E disegno il tormento. Unisco i palmi e gli lascio bere l'anima. Lentamente, come piace a me. E non sarò mai più la stessa. Questa volta devo sperdermi. Diluirmi e lasciarmi piovere lontano. E il mio tormento non ha voce ma il suono dell'acqua che scorre e si allontana e si dimentica. Una nenia di fiori che seguono le luce sui loro petali, quella stessa che ad ogni alba si ostina a dargli vita, vita benedetta e candida. Anche se solo per poco. Il mio tormento è il sangue delle stelle che si perde in un cielo troppo scuro e macchia le vene. E si nasconde e si frammenta in rami e parole. E non mi impedisce di sognare. Non più del necessario.
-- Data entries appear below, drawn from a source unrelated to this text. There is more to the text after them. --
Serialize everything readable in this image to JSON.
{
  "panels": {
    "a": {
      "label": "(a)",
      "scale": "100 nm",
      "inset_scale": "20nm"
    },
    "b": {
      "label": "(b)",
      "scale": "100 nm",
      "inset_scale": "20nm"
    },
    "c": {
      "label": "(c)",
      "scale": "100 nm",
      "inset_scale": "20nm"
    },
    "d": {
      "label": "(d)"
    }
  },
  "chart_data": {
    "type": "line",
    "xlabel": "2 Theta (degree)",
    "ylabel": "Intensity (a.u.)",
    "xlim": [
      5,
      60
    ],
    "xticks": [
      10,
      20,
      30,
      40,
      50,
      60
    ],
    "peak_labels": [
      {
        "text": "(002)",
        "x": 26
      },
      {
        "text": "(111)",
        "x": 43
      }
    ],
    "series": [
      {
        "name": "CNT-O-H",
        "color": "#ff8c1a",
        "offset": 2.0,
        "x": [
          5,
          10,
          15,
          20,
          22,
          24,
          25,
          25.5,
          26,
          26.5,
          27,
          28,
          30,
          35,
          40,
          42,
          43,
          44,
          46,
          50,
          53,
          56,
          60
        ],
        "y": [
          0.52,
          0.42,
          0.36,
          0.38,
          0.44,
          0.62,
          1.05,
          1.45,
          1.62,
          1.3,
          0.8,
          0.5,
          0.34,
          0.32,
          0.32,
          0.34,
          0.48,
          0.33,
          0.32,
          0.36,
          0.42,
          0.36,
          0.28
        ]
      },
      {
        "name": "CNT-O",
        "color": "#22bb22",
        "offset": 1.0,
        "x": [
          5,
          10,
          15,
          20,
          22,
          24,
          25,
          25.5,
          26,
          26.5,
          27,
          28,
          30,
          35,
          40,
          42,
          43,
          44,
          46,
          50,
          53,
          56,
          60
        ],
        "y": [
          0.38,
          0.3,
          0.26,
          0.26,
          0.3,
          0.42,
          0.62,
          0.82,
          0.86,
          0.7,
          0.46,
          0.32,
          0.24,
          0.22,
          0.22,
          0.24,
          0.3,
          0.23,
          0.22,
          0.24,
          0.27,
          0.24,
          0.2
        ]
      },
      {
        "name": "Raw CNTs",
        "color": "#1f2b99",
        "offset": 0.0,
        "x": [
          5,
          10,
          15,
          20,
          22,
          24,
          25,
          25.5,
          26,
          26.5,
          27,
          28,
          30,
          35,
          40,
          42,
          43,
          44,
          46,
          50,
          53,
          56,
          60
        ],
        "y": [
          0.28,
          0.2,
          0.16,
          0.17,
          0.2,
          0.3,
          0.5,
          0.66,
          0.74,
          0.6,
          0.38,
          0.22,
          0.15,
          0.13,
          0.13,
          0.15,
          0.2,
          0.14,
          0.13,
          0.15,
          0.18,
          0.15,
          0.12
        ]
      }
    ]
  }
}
Io odio i sogni quando perdono il loro candore e la lieve forza che li rende capaci di restarci lontani.
Sporche proiezioni del desiderio.
Sogni senza mani.
Solo ali sconosciute.
Senza bisogno.
Prima di diventare corde da afferrare e a cui legarsi per nascondersi nell'impossibilità.
Ed è proprio nella notte che mi sento protetta e vera.
Nuda come una stella che non rinnega il suo sangue ed i suoi errori.
E sputa luce.
Ma solo quando vuole.
Una stella bastarda.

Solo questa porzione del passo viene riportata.